TwoHopFact, SOCRATES
收藏数据集概述
数据集来源
- 数据集来源于以下两篇论文:
- Sohee Yang, Elena Gribovskaya, Nora Kassner, Mor Geva*, Sebastian Riedel*. Do Large Language Models Latently Perform Multi-Hop Reasoning?. In ACL 2024.
- Sohee Yang, Nora Kassner, Elena Gribovskaya, Sebastian Riedel*, Mor Geva*. Do Large Language Models Perform Latent Multi-Hop Reasoning without Exploiting Shortcuts?. arXiv, 2024.
数据集目录
- 数据集位于
datasets目录下。
数据集详情
TwoHopFact
- 引入论文: Do Large Language Models Latently Perform Multi-Hop Reasoning?
- 描述: 包含45,595对一跳和两跳事实提示,涵盖52种事实组合类型,分布均衡,旨在探究潜在多跳推理的内部机制。
- 文件路径:
datasets/TwoHopFact.csv(91MB) - HuggingFace数据集: soheeyang/TwoHopFact
SOCRATES (ShOrtCut-fRee lATent rEaSoning)
- 引入论文: Do Large Language Models Perform Latent Multi-Hop Reasoning without Exploiting Shortcuts?
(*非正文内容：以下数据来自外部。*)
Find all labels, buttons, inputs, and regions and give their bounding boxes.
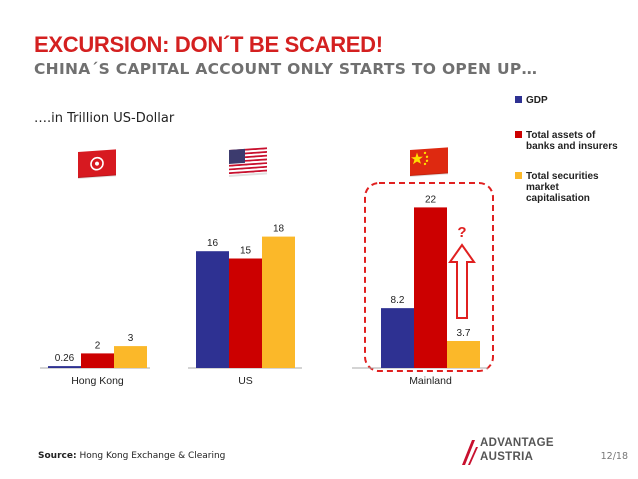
slide-title: EXCURSION: DON´T BE SCARED!	[34, 32, 383, 57]
category-label: Hong Kong	[71, 375, 124, 387]
legend-label: capitalisation	[526, 193, 590, 204]
legend-label: GDP	[526, 95, 548, 106]
flag-small-star	[423, 151, 427, 155]
source-text: Hong Kong Exchange & Clearing	[79, 451, 226, 461]
flag-small-star	[423, 162, 427, 166]
data-label: 8.2	[391, 295, 405, 306]
flag-shadow	[229, 172, 267, 177]
flag-stripe	[229, 171, 267, 176]
hong-kong-flag-icon	[78, 149, 116, 179]
bar	[48, 366, 81, 368]
question-annotation: ?	[457, 224, 466, 241]
bar	[114, 346, 147, 368]
legend-label: Total securities	[526, 171, 599, 182]
data-label: 3.7	[457, 328, 471, 339]
data-label: 16	[207, 238, 219, 249]
flag-star	[411, 152, 423, 165]
source-note: Source: Hong Kong Exchange & Clearing	[38, 451, 225, 461]
bar	[81, 353, 114, 368]
china-flag-icon	[410, 147, 448, 177]
flag-stripe	[229, 167, 267, 173]
up-arrow-icon	[448, 243, 476, 319]
legend-label: Total assets of	[526, 130, 596, 141]
bar-group: 0.26 2 3 Hong Kong 16 15 18 US 8.2 22 3.7 Mainland?	[40, 182, 494, 387]
unit-note: ….in Trillion US-Dollar	[34, 111, 175, 126]
data-label: 18	[273, 224, 285, 235]
legend-swatch	[515, 96, 522, 103]
flag-small-star	[425, 155, 429, 159]
legend-label: banks and insurers	[526, 141, 618, 152]
bauhinia-mark	[90, 156, 104, 171]
slide-subtitle: CHINA´S CAPITAL ACCOUNT ONLY STARTS TO O…	[34, 60, 538, 78]
source-label: Source:	[38, 451, 77, 461]
flag-stripe	[229, 162, 267, 167]
data-label: 22	[425, 194, 437, 205]
bar	[447, 340, 480, 368]
bauhinia-center	[95, 161, 99, 166]
us-flag-icon	[229, 147, 267, 177]
data-label: 15	[240, 246, 252, 257]
flag-stripe	[229, 169, 267, 175]
bar	[414, 207, 447, 368]
category-label: US	[238, 375, 253, 387]
bar	[229, 258, 262, 368]
flag-small-star	[425, 159, 429, 163]
logo-line-1: ADVANTAGE	[480, 437, 554, 449]
category-label: Mainland	[409, 375, 452, 387]
flag-stripe	[229, 164, 267, 169]
flag-group	[78, 147, 448, 179]
mainland-highlight-box	[364, 182, 494, 372]
legend-swatch	[515, 131, 522, 138]
bar	[262, 236, 295, 368]
data-label: 3	[128, 333, 134, 344]
data-label: 2	[95, 340, 101, 351]
legend-swatch	[515, 172, 522, 179]
logo-line-2: AUSTRIA	[480, 451, 534, 463]
bar	[381, 308, 414, 368]
logo-mark-icon	[462, 440, 478, 465]
advantage-austria-logo: ADVANTAGE AUSTRIA	[460, 437, 580, 467]
flag-canton	[229, 148, 245, 164]
bar	[196, 251, 229, 368]
flag-stripe	[229, 160, 267, 165]
flag-stripe	[229, 165, 267, 171]
data-label: 0.26	[55, 353, 75, 364]
flag-shadow	[410, 172, 448, 177]
page-number: 12/18	[600, 451, 628, 462]
flag-shadow	[78, 174, 116, 179]
legend-label: market	[526, 182, 559, 193]
flag-field	[410, 147, 448, 176]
- 描述: 包含7,232对一跳和两跳事实提示,涵盖17种事实组合类型,旨在评估大语言模型的潜在多跳推理能力,同时最小化捷径风险。
- 文件路径:
datasets/SOCRATES_v1.csv(14MB): 清理后的版本,不包含语法错误。datasets/SOCRATES_v0.csv(14MB): 论文中使用的版本,包含少量语法错误。
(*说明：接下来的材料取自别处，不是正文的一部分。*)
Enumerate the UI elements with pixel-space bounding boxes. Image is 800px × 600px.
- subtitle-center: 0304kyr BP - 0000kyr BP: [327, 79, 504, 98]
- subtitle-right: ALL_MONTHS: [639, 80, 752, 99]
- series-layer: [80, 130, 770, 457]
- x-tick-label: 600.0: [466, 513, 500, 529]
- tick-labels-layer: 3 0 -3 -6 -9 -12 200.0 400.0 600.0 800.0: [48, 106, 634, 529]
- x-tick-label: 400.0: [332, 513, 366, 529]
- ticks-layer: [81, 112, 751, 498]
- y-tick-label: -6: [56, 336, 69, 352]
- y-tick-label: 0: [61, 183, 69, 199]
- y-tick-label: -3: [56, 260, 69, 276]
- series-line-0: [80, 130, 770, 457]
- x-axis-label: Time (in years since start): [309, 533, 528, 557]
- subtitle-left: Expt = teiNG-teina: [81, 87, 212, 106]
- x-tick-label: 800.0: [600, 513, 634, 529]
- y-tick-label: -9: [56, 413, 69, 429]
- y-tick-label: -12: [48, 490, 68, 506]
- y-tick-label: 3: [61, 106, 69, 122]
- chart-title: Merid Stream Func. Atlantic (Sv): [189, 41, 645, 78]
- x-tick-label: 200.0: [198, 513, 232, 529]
- HuggingFace数据集: soheeyang/SOCRATES
代码使用
潜在多跳推理路径检查
bash python inspect_latent_reasoning.py --model_name_or_path $MODEL_NAME_OR_PATH --input_csv_path datasets/TwoHopFact.csv --rq1_batch_size 256 --rq2_batch_size 8 --completion_batch_size 64 --hf_token $HF_TOKEN --run_rq1 --run_rq2 --run_appositive --run_cot --run_completion
无捷径评估
bash python evaluate_latent_reasoning.py --model_name_or_path $MODEL_NAME_OR_PATH --input_csv_path datasets/SOCRATES.csv --tensor_parallel_size 2 --batch_size 256 --hf_token $HF_TOKEN
Patchscopes分析
bash python run_patchscopes.py --model_name_or_path $MODEL_NAME_OR_PATH --input_csv_path datasets/SOCRATES.csv --batch_size 64 --source_layer_idxs 1,2 --target_layer_idxs 30,31 --hf_token $HF_TOKEN --run_evaluation --run_patchscopes_evaluation
代码结构
datasets: 包含两篇论文中引入的数据集。TwoHopFact.csvSOCRATES.csv
src: 包含核心功能代码。data_utils.py,model_utils.py,tokenization_utils.py: 包含两篇论文中使用的通用代码。inspection_utils.py: 包含Do Large Language Models Latently Perform Multi-Hop Reasoning?中使用的代码。evaluation_utils.py: 包含Do Large Language Models Perform Latent Multi-Hop Reasoning without Exploiting Shortcuts?中使用的代码。patchscopes_utils.py: 包含Do Large Language Models Perform Latent Multi-Hop Reasoning without Exploiting Shortcuts?中Patchscopes分析使用的代码。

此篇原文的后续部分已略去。